In a free society survival of the fittest doesn’t exist. Losers aren’t ostracized from society, condemned to poverty. In fact it’s the exact opposite. In a free society losers adapt the virtues and techniques of the winners to eventually become successful themselves. If tire company A discovers that transporting tires by air as compared to rail is cheaper thus lowering transportation costs to a third of any rival, then tire company B will lose their market in the beginning, but eventually tire company B will transport their tires by air (thus eventually lowering the cost of tires to consumers across the board).

Leftist cry for regulators because they want to do the regulating. So create vulgar images of fat rich white capitalists drinking wine with pig snouts dancing on the back of well meaning peasants. Capitalism is the mechanism for innovation and innovation comes in the form of new knowledge and new knowledge is available to anyone that seeks it.

Need another example... The first Neanderthal? (I don’t know a damn thing about anthropology) that discovered fire soon started cooking his food.
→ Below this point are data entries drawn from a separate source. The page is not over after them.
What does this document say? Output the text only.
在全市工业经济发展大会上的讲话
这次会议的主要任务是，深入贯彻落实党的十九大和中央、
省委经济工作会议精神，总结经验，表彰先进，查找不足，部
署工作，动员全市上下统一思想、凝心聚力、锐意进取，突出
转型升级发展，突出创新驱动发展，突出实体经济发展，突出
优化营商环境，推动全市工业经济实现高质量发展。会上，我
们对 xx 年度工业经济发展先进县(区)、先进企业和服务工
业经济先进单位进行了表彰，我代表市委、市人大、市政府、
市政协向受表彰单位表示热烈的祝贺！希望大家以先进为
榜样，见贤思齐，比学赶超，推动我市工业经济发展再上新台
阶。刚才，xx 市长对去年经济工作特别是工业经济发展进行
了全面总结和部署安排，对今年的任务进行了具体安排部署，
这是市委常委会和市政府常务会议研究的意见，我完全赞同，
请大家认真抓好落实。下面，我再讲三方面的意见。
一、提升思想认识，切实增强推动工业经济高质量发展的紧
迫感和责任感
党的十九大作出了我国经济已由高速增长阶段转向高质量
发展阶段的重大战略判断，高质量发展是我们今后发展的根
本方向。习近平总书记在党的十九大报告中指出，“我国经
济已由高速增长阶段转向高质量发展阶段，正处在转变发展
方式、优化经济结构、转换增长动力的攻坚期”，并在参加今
Cooked food was safer, tastier and could be preserved longer. It was an advantage over tribes that still ate food raw. But knowledge isn’t exclusionary. Soon word of cooked food traveled to other tribes. And then what happened? Did these tribes die out. Did they claim cooking food was futile. No they simply chose to cook their food as well thus adapting the virtues of the other tribe’s innovation.

Capitalism is not survival of the fittest, but instead it “adapt the strategies of the fittest.